Debugging a code by submitting jobs to a supercomputer is an inefficient process. It goes something like this:
- Submit job and wait in queue
- Check for errors/change code
- (repeat endlessly until your code works)
Debugging in Real-Time:
There’s a better way to debug that doesn’t require waiting for the queue every time you want to check your code. On SLURM, you can debug in real-time like so:
- Request a debugging node and wait in queue
- Check for errors/change code continuously until code is fixed or node has timed out
Example (using Janus supercomputer at University of Colorado Boulder):
- Log into terminal (PuTTY, Cygwin, etc.)
- Navigate to directory where the file to be debugged is located using ‘cd’ command
- Load SLURM
- $module load slurm
- Enter ‘salloc’ command and choose your debugging QOS (quality of service).

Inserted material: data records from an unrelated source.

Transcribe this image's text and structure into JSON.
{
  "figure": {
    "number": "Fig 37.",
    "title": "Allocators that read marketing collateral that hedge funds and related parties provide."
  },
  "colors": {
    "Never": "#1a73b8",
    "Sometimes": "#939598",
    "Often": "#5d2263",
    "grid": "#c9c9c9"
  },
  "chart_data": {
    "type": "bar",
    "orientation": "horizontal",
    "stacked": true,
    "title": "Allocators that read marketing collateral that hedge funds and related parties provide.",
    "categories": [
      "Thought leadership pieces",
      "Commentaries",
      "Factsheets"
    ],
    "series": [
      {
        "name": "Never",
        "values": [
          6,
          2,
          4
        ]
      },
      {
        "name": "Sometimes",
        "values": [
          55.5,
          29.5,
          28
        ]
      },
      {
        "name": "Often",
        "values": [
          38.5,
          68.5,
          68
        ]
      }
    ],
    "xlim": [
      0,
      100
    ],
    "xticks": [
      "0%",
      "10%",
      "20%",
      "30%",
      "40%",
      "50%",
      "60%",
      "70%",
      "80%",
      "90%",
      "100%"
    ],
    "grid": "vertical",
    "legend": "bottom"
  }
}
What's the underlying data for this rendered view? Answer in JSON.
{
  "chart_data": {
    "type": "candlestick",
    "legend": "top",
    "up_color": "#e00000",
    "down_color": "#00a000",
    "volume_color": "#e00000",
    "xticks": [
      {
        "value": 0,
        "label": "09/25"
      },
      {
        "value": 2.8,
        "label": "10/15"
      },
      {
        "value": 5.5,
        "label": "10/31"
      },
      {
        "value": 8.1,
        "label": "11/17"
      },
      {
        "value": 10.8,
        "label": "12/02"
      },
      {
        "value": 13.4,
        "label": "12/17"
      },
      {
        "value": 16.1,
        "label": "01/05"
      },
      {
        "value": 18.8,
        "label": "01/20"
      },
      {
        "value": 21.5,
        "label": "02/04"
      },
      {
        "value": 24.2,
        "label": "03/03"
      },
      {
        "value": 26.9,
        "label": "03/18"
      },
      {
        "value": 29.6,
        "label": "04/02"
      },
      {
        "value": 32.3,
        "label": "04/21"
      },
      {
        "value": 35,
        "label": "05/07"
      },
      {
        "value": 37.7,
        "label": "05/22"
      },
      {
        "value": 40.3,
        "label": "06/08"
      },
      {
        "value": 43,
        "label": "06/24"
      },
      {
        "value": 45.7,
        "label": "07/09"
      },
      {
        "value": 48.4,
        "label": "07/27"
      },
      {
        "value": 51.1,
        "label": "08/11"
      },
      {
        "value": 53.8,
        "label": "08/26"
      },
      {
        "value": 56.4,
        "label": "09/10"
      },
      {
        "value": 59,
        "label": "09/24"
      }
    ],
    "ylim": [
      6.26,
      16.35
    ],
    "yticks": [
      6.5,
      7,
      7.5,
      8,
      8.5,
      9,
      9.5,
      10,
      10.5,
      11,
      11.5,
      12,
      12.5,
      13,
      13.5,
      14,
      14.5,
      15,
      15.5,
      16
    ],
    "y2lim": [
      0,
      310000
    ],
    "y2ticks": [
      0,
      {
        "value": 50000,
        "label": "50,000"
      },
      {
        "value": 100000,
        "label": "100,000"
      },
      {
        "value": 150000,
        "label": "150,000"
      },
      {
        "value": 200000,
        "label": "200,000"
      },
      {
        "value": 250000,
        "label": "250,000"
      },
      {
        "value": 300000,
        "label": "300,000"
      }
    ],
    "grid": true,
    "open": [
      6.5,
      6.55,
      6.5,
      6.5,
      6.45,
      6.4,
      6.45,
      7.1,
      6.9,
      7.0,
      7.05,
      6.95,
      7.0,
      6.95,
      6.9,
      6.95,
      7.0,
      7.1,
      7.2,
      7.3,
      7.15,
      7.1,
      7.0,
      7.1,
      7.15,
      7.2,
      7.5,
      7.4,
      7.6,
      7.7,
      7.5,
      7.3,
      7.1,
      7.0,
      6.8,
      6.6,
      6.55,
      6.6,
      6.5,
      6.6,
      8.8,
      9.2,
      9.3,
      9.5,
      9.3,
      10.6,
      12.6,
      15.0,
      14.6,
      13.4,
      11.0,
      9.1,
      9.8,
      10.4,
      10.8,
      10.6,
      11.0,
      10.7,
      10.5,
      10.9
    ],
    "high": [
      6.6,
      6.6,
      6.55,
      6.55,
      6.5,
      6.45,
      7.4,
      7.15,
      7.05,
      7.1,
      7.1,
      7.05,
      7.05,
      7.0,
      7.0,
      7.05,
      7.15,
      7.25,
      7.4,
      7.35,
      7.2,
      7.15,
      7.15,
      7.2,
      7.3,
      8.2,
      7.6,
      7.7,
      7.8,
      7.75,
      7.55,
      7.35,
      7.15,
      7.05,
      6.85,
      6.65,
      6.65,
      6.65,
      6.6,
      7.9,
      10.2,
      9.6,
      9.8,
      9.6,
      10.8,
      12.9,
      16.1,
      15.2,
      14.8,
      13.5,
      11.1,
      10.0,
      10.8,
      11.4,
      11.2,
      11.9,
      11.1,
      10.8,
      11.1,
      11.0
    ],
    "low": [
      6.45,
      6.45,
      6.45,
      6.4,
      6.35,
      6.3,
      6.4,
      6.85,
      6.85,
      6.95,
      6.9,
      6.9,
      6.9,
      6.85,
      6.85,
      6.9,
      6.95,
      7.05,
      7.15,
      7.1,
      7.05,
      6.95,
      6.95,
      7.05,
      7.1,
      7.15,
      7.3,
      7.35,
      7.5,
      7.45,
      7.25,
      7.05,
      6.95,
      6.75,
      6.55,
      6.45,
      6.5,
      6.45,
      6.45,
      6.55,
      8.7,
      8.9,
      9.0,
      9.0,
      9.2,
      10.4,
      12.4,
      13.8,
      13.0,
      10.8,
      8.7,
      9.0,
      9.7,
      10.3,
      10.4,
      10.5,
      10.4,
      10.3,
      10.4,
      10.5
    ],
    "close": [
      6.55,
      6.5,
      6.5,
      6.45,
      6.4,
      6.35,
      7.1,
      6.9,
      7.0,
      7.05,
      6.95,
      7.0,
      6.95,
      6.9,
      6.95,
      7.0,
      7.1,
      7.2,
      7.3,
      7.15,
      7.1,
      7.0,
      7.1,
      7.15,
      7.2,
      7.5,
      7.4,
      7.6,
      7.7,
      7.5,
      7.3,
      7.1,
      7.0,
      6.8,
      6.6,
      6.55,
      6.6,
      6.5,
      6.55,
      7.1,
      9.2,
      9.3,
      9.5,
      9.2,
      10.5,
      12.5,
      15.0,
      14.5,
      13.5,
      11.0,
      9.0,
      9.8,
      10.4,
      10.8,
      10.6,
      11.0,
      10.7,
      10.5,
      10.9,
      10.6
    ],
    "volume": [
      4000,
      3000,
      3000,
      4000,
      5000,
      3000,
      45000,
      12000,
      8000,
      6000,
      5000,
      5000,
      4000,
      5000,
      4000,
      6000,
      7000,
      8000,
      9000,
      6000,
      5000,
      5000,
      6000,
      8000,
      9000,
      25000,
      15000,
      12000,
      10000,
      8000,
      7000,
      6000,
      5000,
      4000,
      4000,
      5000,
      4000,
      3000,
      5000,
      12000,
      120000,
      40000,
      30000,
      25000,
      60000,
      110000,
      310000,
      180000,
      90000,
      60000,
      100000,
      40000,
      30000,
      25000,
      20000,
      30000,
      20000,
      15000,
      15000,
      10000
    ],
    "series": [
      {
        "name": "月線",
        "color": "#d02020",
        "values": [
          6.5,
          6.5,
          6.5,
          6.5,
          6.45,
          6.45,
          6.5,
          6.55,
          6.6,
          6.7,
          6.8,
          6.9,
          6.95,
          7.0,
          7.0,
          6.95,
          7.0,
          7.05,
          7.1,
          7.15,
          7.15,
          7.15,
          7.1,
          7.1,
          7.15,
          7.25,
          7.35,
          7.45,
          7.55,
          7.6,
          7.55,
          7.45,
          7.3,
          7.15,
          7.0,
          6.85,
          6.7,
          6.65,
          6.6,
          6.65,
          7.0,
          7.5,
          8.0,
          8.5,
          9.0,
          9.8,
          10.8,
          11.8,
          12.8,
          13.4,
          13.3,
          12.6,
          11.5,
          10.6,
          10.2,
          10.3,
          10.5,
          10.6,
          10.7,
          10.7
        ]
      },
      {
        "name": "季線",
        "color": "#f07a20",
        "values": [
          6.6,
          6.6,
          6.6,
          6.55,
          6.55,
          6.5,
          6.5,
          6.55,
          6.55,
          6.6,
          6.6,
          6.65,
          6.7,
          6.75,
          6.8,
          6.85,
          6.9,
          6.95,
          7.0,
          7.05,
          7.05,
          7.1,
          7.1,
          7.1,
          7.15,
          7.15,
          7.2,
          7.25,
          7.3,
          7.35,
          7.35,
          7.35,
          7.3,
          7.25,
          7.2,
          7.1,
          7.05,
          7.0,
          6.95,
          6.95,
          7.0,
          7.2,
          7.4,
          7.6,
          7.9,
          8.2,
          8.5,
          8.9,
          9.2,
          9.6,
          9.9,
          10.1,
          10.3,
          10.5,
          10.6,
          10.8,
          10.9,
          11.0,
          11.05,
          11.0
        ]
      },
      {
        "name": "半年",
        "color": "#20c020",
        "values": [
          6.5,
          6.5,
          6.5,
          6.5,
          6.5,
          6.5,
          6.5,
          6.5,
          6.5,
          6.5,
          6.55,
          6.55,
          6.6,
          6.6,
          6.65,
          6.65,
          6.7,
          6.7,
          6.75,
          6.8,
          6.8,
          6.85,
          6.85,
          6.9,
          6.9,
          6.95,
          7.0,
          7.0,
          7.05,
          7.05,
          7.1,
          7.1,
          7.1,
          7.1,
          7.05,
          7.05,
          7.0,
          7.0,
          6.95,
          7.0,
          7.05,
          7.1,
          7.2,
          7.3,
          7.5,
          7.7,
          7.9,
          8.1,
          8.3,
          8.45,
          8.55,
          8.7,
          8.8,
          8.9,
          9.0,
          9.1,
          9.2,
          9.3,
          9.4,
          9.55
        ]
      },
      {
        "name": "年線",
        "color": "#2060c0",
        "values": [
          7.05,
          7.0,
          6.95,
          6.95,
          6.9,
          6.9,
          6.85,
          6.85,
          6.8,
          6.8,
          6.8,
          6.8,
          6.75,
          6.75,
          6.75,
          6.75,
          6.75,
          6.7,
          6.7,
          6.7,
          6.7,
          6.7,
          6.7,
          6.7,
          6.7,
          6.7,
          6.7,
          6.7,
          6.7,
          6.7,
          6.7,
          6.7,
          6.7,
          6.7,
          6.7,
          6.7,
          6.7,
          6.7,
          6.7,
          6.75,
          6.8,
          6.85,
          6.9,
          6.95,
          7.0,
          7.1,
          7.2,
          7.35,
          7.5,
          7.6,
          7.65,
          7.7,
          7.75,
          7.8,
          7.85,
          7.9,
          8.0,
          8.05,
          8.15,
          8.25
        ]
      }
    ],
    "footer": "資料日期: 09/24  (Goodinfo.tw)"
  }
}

For Janus, this is called janus-debug. Enter time of use (1 hour is the max time allowed for janus-debug). Choose one node and the desired tasks per node (12 is the max on Janus).
- $salloc – -qos=janus-debug – -time=01:00:00 -N 1 – -ntasks-per-node=12
Wait in line for permission to use the node (you will have a high priority with a debugging QOS so it shouldn’t take long)
Once you are granted permission, the node is yours! Now you can debug to your hearts content (or until you run out of time).
I’m usually debugging shell scripts on Unix. If you want advice on that topic check out this link. I prefer the ‘-x’ command (shown below) but there are many options available.
Debugging shell scripts in Unix using ‘-x’ command:
$bash -x mybashscript.bash
Hopefully this was helpful! Please feel free to edit/comment/improve as you see fit.